Even when surgery is successful and hormone levels return to normal, people with Acromegaly must be carefully monitored for years for possible recurrence of the disease. More commonly, hormone levels improve, but do not return to normal. Additional treatment, usually medications, may be required.Transsphenoidal Surgery In this invasive procedure, a neurosurgeon enters through the nose and approaches the pituitary through the sphenoid bone at the base of the skull. Occasionally, large pituitary tumors may require transcranial surgery, in which the surgeon cuts into the skull (above the eye and ear) and retracts a portion of the brain to reach the tumor.
Medical Therapy:
For patients with persistent GH elevation after surgery (or those who decline to have surgery), Octreotide or stereotactic radiosurgery or both are generally indicated. Octreotide (given three times a day by injection or by one monthly injection) achieves long-acting suppression of GH in about 70% of patients. It causes some degree of tumor shrinkage in 30-50% of patients, and often improves symptoms of soft tissue swelling, headache, joint pains and sleep apnea. The preoperative use of Octreotide may facilitate tumor removal and lessen the risks of general anesthesia. Side effects may include loose stools, malabsorption, cholelithiasis (gall stones), local pain at the injection site. Bromocriptine (Parlodel) and Cabergoline (Dostinex) are "dopamine agonist" pills which lower GH secretion in about 15% of acromegalic patients. The major side effect is gastrointestinal upset. Growth hormone lowering and tumor shrinkage are seen in only 10 - 15% of patients with Acromegaly.
Pegvisomant (Somavert) is approved for the treatment of Acromegaly. This drug is generally self-administered as a daily injection and blocks the actions of GH. Although it is very effective in lowering IGF-1 levels, it does not shrink the pituitary tumor. In rare cases, elevations of liver tests have been reported.
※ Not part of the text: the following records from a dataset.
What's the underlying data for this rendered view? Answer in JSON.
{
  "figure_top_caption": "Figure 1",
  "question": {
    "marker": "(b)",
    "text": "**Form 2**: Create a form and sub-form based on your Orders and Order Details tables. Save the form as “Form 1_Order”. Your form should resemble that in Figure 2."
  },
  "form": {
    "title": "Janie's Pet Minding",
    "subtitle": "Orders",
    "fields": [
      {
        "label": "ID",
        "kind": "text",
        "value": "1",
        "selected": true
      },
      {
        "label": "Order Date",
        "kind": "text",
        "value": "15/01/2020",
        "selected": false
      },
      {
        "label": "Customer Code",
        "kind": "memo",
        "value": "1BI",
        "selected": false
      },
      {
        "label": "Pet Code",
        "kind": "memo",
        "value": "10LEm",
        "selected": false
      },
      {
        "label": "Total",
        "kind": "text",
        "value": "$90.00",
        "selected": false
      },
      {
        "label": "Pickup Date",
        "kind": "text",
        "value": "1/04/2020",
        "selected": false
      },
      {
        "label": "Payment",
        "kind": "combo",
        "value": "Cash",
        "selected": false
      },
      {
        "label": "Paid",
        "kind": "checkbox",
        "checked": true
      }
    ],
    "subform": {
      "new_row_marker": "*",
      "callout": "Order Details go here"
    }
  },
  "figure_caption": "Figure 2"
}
Somatuline® Depot (lanreotide) is indicated for the long-term treatment of Acromegaly in patients who have had an inadequate response to surgery and/or radiation, and for patients who cannot tolerate surgery or radiation. Somatuline® Depot is the latest advancement in Acromegaly treatment and is the first somatostatin analogue available in a prefilled syringe that achieves effective and long-acting suppression of GH and IGF-1 levels in patients. Somatuline® Depot uses a shorter needle to deliver the injection deep subcutaneously, instead of into the muscle.Common side effects of Somatuline® Depot include diarrhea, cholelithiasis, abdominal pain, nausea, injection site reactions, flatulence, arthralgia, and loose stools. In clinical trials, Somatuline was well tolerated with only 1.9 % of patients discontinuing therapy due to treatment-related adverse events.
Radio-therapy:
For patients whose Acromegaly is not controlled with surgery, both conventional (external beam) and stereotactic radiosurgery are relatively effective. However, the lowering of GH and IGF-1 levels takes significantly longer with external beam radiotherapy (average 7 years) compared to stereotactic radiotherapy (average 18 months). Also, external beam radiation reliably causes loss of normal pituitary function over 5 to 10 years. Neurologic complications such as visual loss, weakness, and memory impairment have rarely been reported with both external beam and stereotactic radiotherapy.